# Modifiying AR620 Lights



## MucusG (Apr 18, 2008)

Hi All

I have an AR620 tank - the one that has the 2 x 18w compact flouro's for 20 gallons.

I would like to have more light. I cannot make changes to the exterior appearance of the tank/hood by order of my wife.

The plan is to replace the 18w globes with 24 watt 10000K/plant bulbs. I will be reuired to change the conectors and bulb supports to allow the globes be angled so they can overlap a little in the centre.
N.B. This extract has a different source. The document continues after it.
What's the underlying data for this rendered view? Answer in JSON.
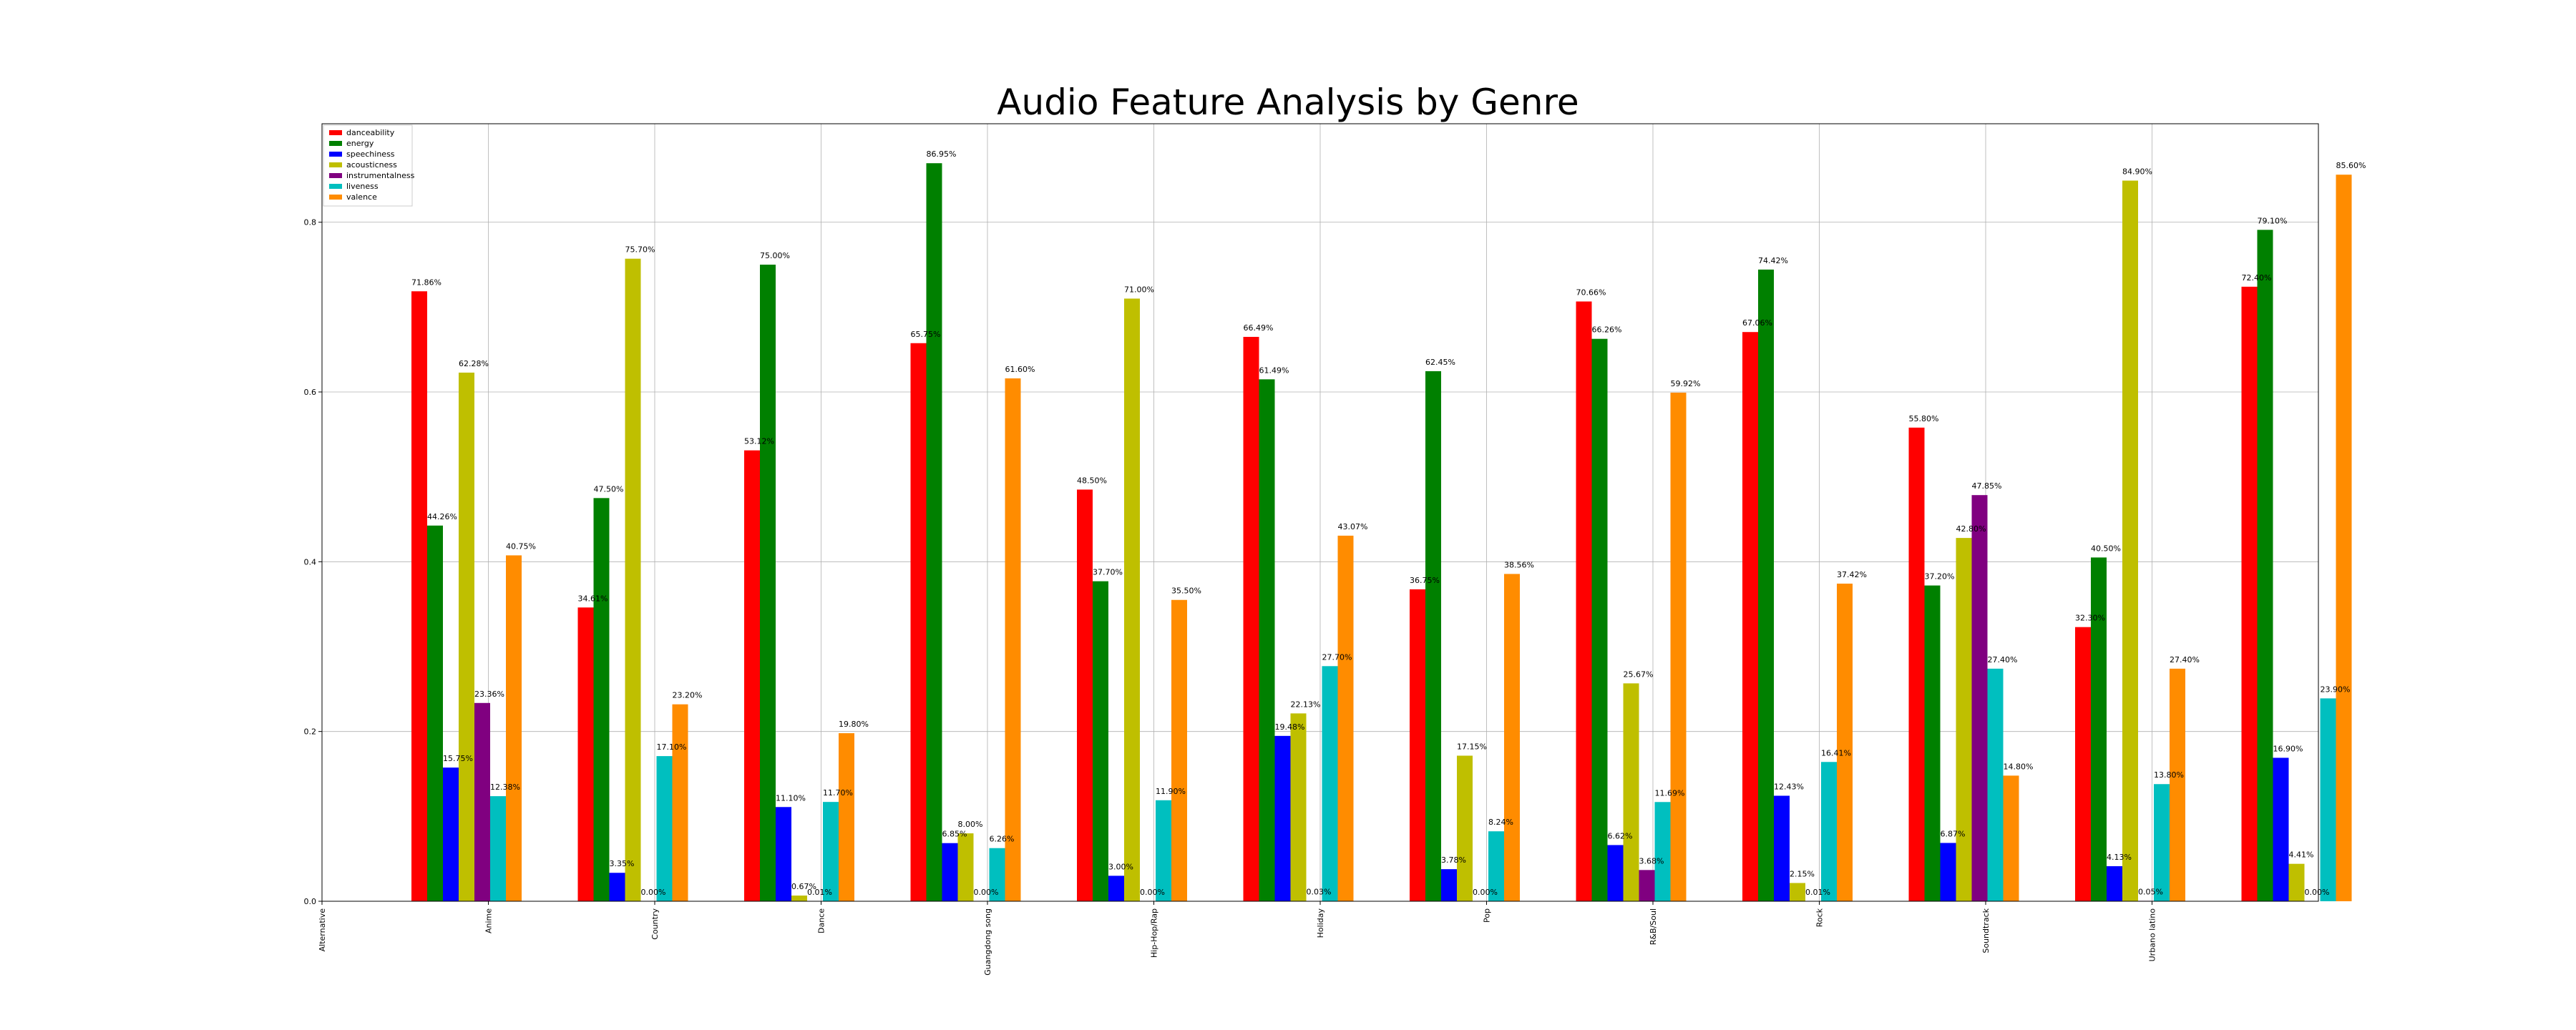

The mechanics of this project is fine for me BUT I don't know if it OK as far as increased power goes for the electronics that run the lights. Does anyone know?? If not is there a work-around? Or does some one have a better idea? Cost is not the most important aspect here, the most important is that the exterior appearance of the setup stay the same.

Thanks for any help/ideas

MucusG


----------



## NoSvOrAx (Nov 11, 2006)

I have a 380, the slightly smaller one. I removed the one tube and replaced it with 2 27watts 6700k quad cf tubes from some $15 desklamps.


----------



## MucusG (Apr 18, 2008)

If I understand correctly - you took all the electrical bits from the desklamps and installed those in the 380, ie the ballast (I think thats what its called) and the starters and globe holders etc.

If so - did it all fit in the standard hood?


----------



## NoSvOrAx (Nov 11, 2006)

Actually, there is only the ballast and the bulb, which is not a globe. Its a mini quad tube cf bulb. So its basically four 1/2"x4" tubes side by side, but its one piece and flat. If the ballasts won't fit in the hood you can have them remotely, like under the stand/desk/shelf/etc.

http://www.naturallighting.com/web/shop.php?crn=702&rn=3271&action=show_detail

Thats what the bulbs look like. But you can get the same bulb at home depot or lowes for like 9 bucks. I bought the lamps at ace hardware for 15 bucks.


----------



## MucusG (Apr 18, 2008)

Thanks for the advice, much appreciated.

Unforunately I couldn't source the bulbs in Australia. 

I have installed a slim line 16w 6400K flouro in addition to the existing lights. This gives me 2.3w per gallon which I think I will need to be content with.


----------